First Minister, let's bring it back to Wales now. We're in the Welsh Parliament; let the UK Government focus on their own things. Now, First Minister, businesses in Wales are finding it increasingly difficult to stay afloat following the Welsh Government's decision to cut business rate relief. Labour Ministers' move to slash the relief from 75 per cent to 40 per cent now means that businesses with a rateable value of £15,000 will be left with a rates bill of nearly £8,500. This isn't just a couple of pennies or pounds, First Minister; we're talking about businesses being expected to find thousands of pounds. UK Labour's shadow Chancellor, Rachel Reeves, recently described your party as the natural party of British businesses and said that you are pro worker and pro business. That's simply not true, is it, First Minister, under Labour, because here in Wales we have the highest business rates in Great Britain, extremely low business survival rates, the second lowest gross value added growth since 1999 out of the UK nations, and the highest economic inactivity levels out of the four nations. So, do you think the Welsh Government should finally stop punishing hardworking businesses and start helping them thrive? And do you not think a good place to start would be reintroducing the 75 per cent rate relief support? Thank you.

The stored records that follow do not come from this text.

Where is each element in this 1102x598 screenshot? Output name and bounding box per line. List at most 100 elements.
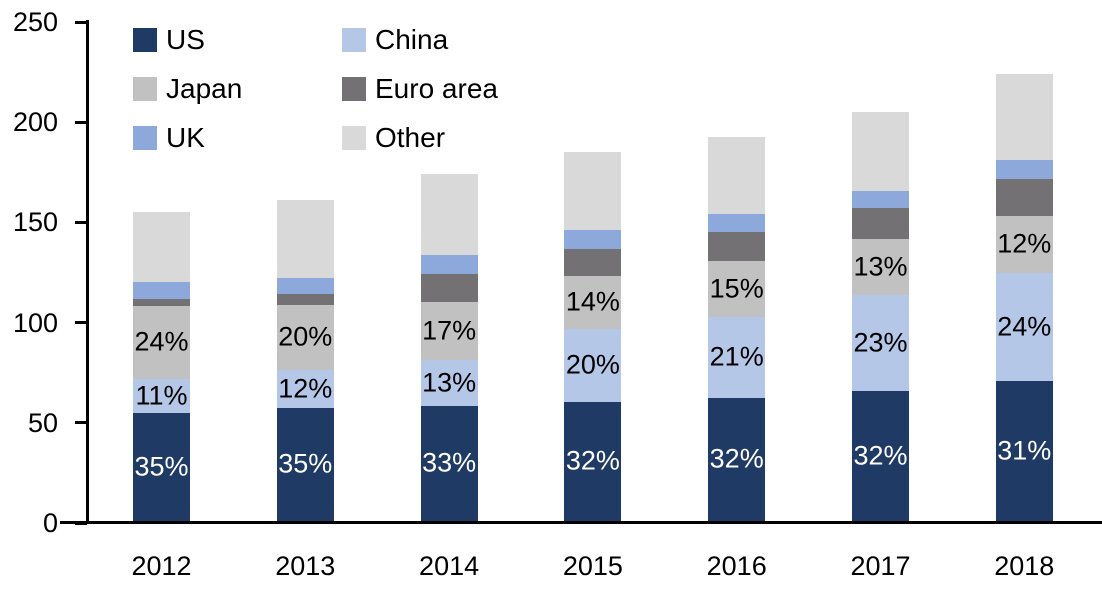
bar-2014: 33% 13% 17% — [420, 174, 478, 521]
bar-2017: 32% 23% 13% — [852, 112, 909, 521]
x-axis-label-2018: 2018 — [994, 551, 1055, 581]
bar-segment-value-label: 13% — [853, 251, 908, 282]
bar-segment-uk — [133, 281, 190, 299]
bar-segment-uk — [276, 277, 334, 294]
legend-label: US — [166, 24, 205, 55]
bar-segment-us: 31% — [995, 380, 1053, 521]
bar-segment-other — [420, 174, 478, 255]
bar-segment-china: 11% — [133, 378, 190, 413]
legend-swatch-icon — [342, 126, 366, 150]
legend: US China Japan Euro area UK Other — [133, 24, 498, 153]
bar-segment-uk — [852, 191, 909, 209]
bar-segment-china: 12% — [276, 369, 334, 408]
legend-label: UK — [166, 122, 205, 153]
bar-segment-euro-area — [708, 232, 766, 261]
y-axis-line — [86, 20, 89, 523]
y-axis-tick-label: 100 — [12, 307, 58, 338]
bar-segment-uk — [708, 214, 766, 233]
bar-segment-value-label: 21% — [709, 341, 764, 372]
bar-segment-value-label: 20% — [565, 349, 620, 380]
legend-item-us: US — [133, 24, 342, 55]
y-axis-tick-label: 200 — [12, 107, 58, 138]
bar-segment-value-label: 15% — [709, 273, 764, 304]
bar-segment-us: 35% — [133, 412, 190, 521]
legend-swatch-icon — [342, 77, 366, 101]
y-axis-tick — [75, 321, 87, 325]
bar-segment-japan: 13% — [852, 239, 909, 295]
y-axis-tick-label: 250 — [12, 7, 58, 37]
bar-segment-us: 32% — [852, 390, 909, 521]
bar-segment-euro-area — [420, 273, 478, 302]
legend-label: Euro area — [375, 73, 498, 104]
legend-item-other: Other — [342, 122, 498, 153]
legend-item-japan: Japan — [133, 73, 342, 104]
x-axis-label-2015: 2015 — [562, 551, 623, 581]
legend-swatch-icon — [133, 126, 157, 150]
bar-segment-euro-area — [564, 249, 622, 276]
bar-segment-other — [564, 152, 622, 231]
x-axis-line — [60, 521, 1102, 524]
bar-segment-us: 32% — [564, 401, 622, 521]
bar-2018: 31% 24% 12% — [995, 74, 1053, 521]
bar-segment-euro-area — [995, 179, 1053, 217]
bar-segment-value-label: 20% — [278, 321, 333, 352]
bar-segment-value-label: 24% — [134, 326, 189, 357]
legend-item-euro-area: Euro area — [342, 73, 498, 104]
bar-segment-value-label: 17% — [422, 315, 477, 346]
bar-segment-other — [708, 137, 766, 215]
bar-segment-euro-area — [852, 208, 909, 240]
y-axis-tick — [75, 220, 87, 224]
legend-swatch-icon — [133, 28, 157, 52]
bar-segment-value-label: 12% — [997, 228, 1052, 259]
bar-segment-uk — [420, 254, 478, 274]
bar-segment-value-label: 13% — [422, 367, 477, 398]
bar-segment-uk — [995, 160, 1053, 180]
bar-segment-china: 13% — [420, 359, 478, 406]
legend-label: China — [375, 24, 449, 55]
y-axis-tick — [75, 20, 87, 24]
y-axis-tick — [75, 421, 87, 425]
bar-segment-other — [276, 200, 334, 278]
y-axis-tick-label: 0 — [42, 508, 58, 538]
x-axis-label-2013: 2013 — [275, 551, 336, 581]
bar-segment-value-label: 23% — [853, 327, 908, 358]
legend-label: Other — [375, 122, 446, 153]
x-axis-label-2012: 2012 — [131, 551, 192, 581]
bar-segment-china: 20% — [564, 328, 622, 402]
bar-segment-value-label: 33% — [422, 447, 477, 478]
bar-segment-other — [852, 112, 909, 192]
bar-segment-value-label: 35% — [134, 451, 189, 482]
x-axis-label-2014: 2014 — [419, 551, 480, 581]
bar-segment-value-label: 32% — [709, 443, 764, 474]
bar-segment-japan: 14% — [564, 275, 622, 329]
y-axis-tick — [75, 521, 87, 525]
bar-segment-value-label: 11% — [135, 380, 188, 411]
bar-segment-japan: 15% — [708, 260, 766, 317]
bar-2015: 32% 20% 14% — [564, 152, 622, 521]
legend-label: Japan — [166, 73, 243, 104]
bar-2016: 32% 21% 15% — [708, 137, 766, 521]
bar-segment-china: 24% — [995, 272, 1053, 381]
y-axis-tick — [75, 120, 87, 124]
bar-2013: 35% 12% 20% — [276, 200, 334, 521]
bar-segment-china: 23% — [852, 294, 909, 391]
legend-swatch-icon — [133, 77, 157, 101]
bar-segment-value-label: 32% — [853, 440, 908, 471]
bar-segment-value-label: 32% — [565, 445, 620, 476]
bar-segment-us: 35% — [276, 407, 334, 521]
bar-2012: 35% 11% 24% — [133, 212, 190, 521]
bar-segment-china: 21% — [708, 316, 766, 398]
bar-segment-japan: 17% — [420, 301, 478, 360]
bar-segment-japan: 12% — [995, 216, 1053, 273]
bar-segment-euro-area — [133, 298, 190, 306]
bar-segment-other — [995, 74, 1053, 161]
bar-segment-uk — [564, 230, 622, 250]
bar-segment-euro-area — [276, 293, 334, 305]
bar-segment-value-label: 35% — [278, 448, 333, 479]
bar-segment-japan: 20% — [276, 304, 334, 370]
x-axis-label-2016: 2016 — [706, 551, 767, 581]
bar-segment-value-label: 24% — [997, 311, 1052, 342]
bar-segment-value-label: 14% — [565, 286, 620, 317]
legend-swatch-icon — [342, 28, 366, 52]
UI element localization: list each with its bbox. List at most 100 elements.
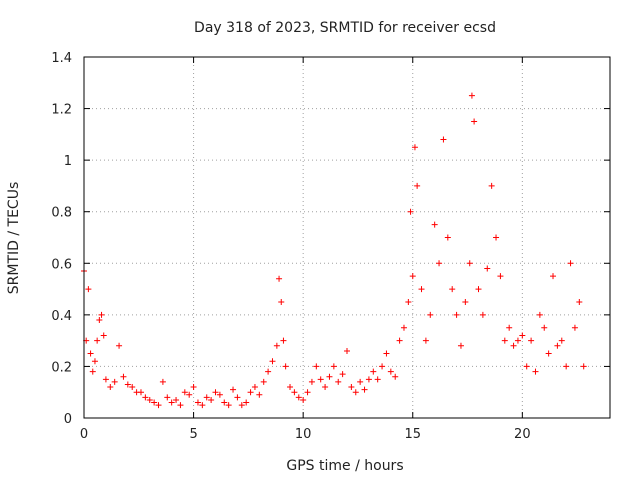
data-point [317, 376, 324, 383]
data-point [186, 391, 193, 398]
data-point [506, 324, 513, 331]
data-point [322, 384, 329, 391]
data-point [440, 136, 447, 143]
data-point [558, 337, 565, 344]
data-point [348, 384, 355, 391]
data-point [151, 399, 158, 406]
y-axis-label: SRMTID / TECUs [6, 182, 22, 295]
data-point [120, 373, 127, 380]
data-point [98, 311, 105, 318]
data-point [580, 363, 587, 370]
data-point [462, 298, 469, 305]
data-point [479, 311, 486, 318]
chart-title: Day 318 of 2023, SRMTID for receiver ecs… [194, 20, 496, 36]
data-point [216, 391, 223, 398]
data-point [168, 399, 175, 406]
data-point [449, 286, 456, 293]
x-tick-label: 20 [514, 427, 531, 442]
data-point [466, 260, 473, 267]
tick-labels: 0 5 10 15 20 0 0.2 0.4 0.6 0.8 1 1.2 1.4 [51, 51, 530, 442]
data-point [276, 275, 283, 282]
y-tick-label: 1.4 [51, 51, 72, 66]
data-point [159, 378, 166, 385]
data-point [247, 389, 254, 396]
data-point [111, 378, 118, 385]
data-point [234, 394, 241, 401]
data-point [107, 384, 114, 391]
y-tick-label: 0.8 [51, 206, 72, 221]
grid [84, 57, 610, 418]
data-point [251, 384, 258, 391]
data-point [471, 118, 478, 125]
x-tick-label: 0 [80, 427, 88, 442]
data-point [260, 378, 267, 385]
data-point [280, 337, 287, 344]
data-point [330, 363, 337, 370]
data-point [164, 394, 171, 401]
data-point [431, 221, 438, 228]
data-point [576, 298, 583, 305]
data-point [155, 402, 162, 409]
data-point [208, 396, 215, 403]
x-tick-label: 10 [295, 427, 312, 442]
data-point [374, 376, 381, 383]
y-tick-label: 0.2 [51, 360, 72, 375]
data-point [89, 368, 96, 375]
data-point [422, 337, 429, 344]
data-point [173, 396, 180, 403]
data-point [269, 358, 276, 365]
y-tick-label: 0.6 [51, 257, 72, 272]
data-point [528, 337, 535, 344]
data-point [212, 389, 219, 396]
data-point [405, 298, 412, 305]
data-point [379, 363, 386, 370]
data-point [357, 378, 364, 385]
data-point [571, 324, 578, 331]
data-point [523, 363, 530, 370]
data-point [137, 389, 144, 396]
data-point [326, 373, 333, 380]
data-point [497, 273, 504, 280]
data-point [221, 399, 228, 406]
y-tick-label: 1 [64, 154, 72, 169]
data-point [484, 265, 491, 272]
data-point [501, 337, 508, 344]
data-point [100, 332, 107, 339]
data-point [532, 368, 539, 375]
data-point [313, 363, 320, 370]
data-point [278, 298, 285, 305]
data-point [567, 260, 574, 267]
data-point [265, 368, 272, 375]
data-point [230, 386, 237, 393]
data-point [352, 389, 359, 396]
data-point [427, 311, 434, 318]
data-point [225, 402, 232, 409]
data-point [541, 324, 548, 331]
data-point [550, 273, 557, 280]
data-point [400, 324, 407, 331]
data-point [409, 273, 416, 280]
data-point [87, 350, 94, 357]
y-tick-label: 1.2 [51, 103, 72, 118]
data-point [243, 399, 250, 406]
data-point [116, 342, 123, 349]
data-point [96, 317, 103, 324]
data-point [392, 373, 399, 380]
data-point [287, 384, 294, 391]
data-point [365, 376, 372, 383]
data-point [85, 286, 92, 293]
data-point [308, 378, 315, 385]
data-point [102, 376, 109, 383]
data-point [203, 394, 210, 401]
data-point [94, 337, 101, 344]
data-point [418, 286, 425, 293]
data-point [291, 389, 298, 396]
data-point [387, 368, 394, 375]
data-point [414, 182, 421, 189]
data-point [194, 399, 201, 406]
x-tick-label: 5 [189, 427, 197, 442]
data-point [457, 342, 464, 349]
data-point [361, 386, 368, 393]
data-point [300, 396, 307, 403]
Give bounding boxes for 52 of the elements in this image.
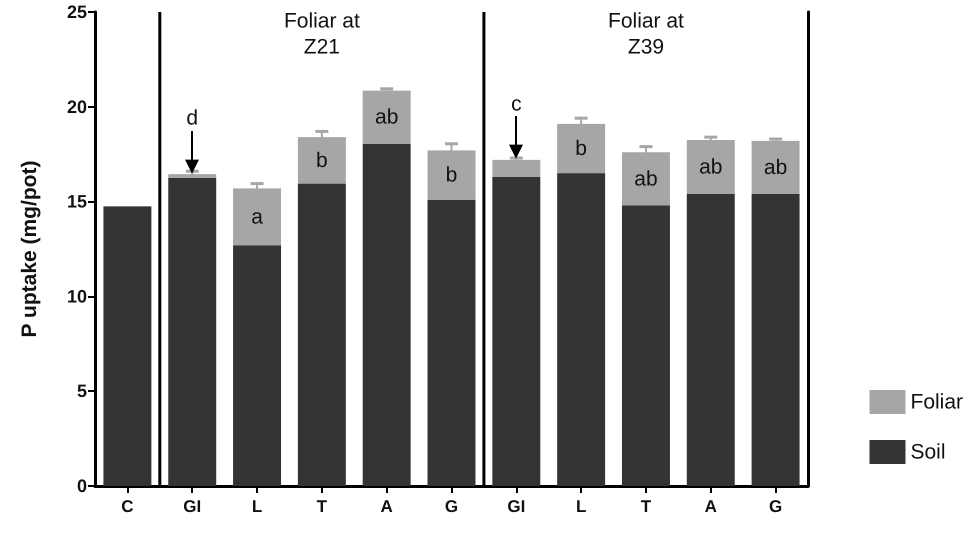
legend-label: Foliar xyxy=(910,390,964,414)
y-tick-label: 5 xyxy=(76,381,87,402)
bar xyxy=(492,176,540,486)
bar xyxy=(752,194,800,486)
bar xyxy=(362,90,411,144)
data-label: b xyxy=(446,164,458,187)
y-axis-title: P uptake (mg/pot) xyxy=(18,160,41,338)
bar xyxy=(492,160,540,177)
x-tick-label: T xyxy=(316,497,328,516)
x-tick-label: L xyxy=(252,497,262,516)
x-tick-label: A xyxy=(380,497,393,516)
bar xyxy=(557,124,606,174)
annotation: Foliar at Z39 xyxy=(608,10,684,58)
x-tick-label: GI xyxy=(507,497,526,516)
x-tick-label: T xyxy=(640,497,652,516)
data-label: d xyxy=(186,106,198,130)
data-label: b xyxy=(575,137,587,160)
y-tick-label: 0 xyxy=(76,476,87,496)
bar xyxy=(103,206,152,486)
data-label: ab xyxy=(634,167,658,190)
legend-label: Soil xyxy=(910,440,946,464)
bar xyxy=(428,200,476,486)
data-label: ab xyxy=(375,106,398,129)
y-tick-label: 25 xyxy=(66,2,87,22)
data-label: c xyxy=(511,92,522,116)
bar xyxy=(622,152,670,206)
y-tick-label: 20 xyxy=(66,96,87,117)
data-label: a xyxy=(251,205,264,228)
bar xyxy=(686,194,735,486)
bar xyxy=(168,174,216,178)
bar xyxy=(233,245,282,486)
data-label: ab xyxy=(764,156,788,179)
bar xyxy=(686,140,735,194)
bar xyxy=(233,188,282,246)
data-label: b xyxy=(316,148,328,172)
bar xyxy=(557,173,606,486)
y-tick-label: 15 xyxy=(66,192,87,212)
x-tick-label: L xyxy=(576,497,586,516)
x-tick-label: C xyxy=(121,497,134,516)
x-tick-label: G xyxy=(444,497,458,516)
x-tick-label: A xyxy=(704,497,717,516)
x-tick-label: G xyxy=(768,497,782,516)
y-tick-label: 10 xyxy=(66,286,87,306)
bar xyxy=(362,144,411,486)
annotation: Foliar at Z21 xyxy=(284,10,360,58)
bar xyxy=(622,205,670,486)
bar xyxy=(168,178,216,486)
x-tick-label: GI xyxy=(183,497,202,516)
bar xyxy=(752,140,800,194)
data-label: ab xyxy=(699,156,722,178)
bar xyxy=(298,137,346,184)
bar xyxy=(298,184,346,486)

Photo of Vaughan Gething Vaughan Gething Labour 1:35, 4 June 2024

I agree we're not talking about mere pennies or pounds; we're talking about over £1 billion lost to Wales because the Tories broke their manifesto pledge to replace EU funds in full. I remember Andrew R.T. Davies saying repeatedly that Wales would not lose a single penny. We've actually lost more than £1 billion, and, on top of that, our budget is worth £700 million less in real terms than just three years ago. That is the Tory record. That is what the Tories have done to Wales. I'm proud that we are pro worker and pro business. [Interruption.] I look forward to carrying our message into communities and doorsteps across the country. [Interruption.] I want a new start for Wales—

Photo of Elin Jones Elin Jones Plaid Cymru

I can't hear the First Minister. Can we have some silence, please?

Photo of Vaughan Gething Vaughan Gething Labour

—to turn the page on 14 desperate Tory years.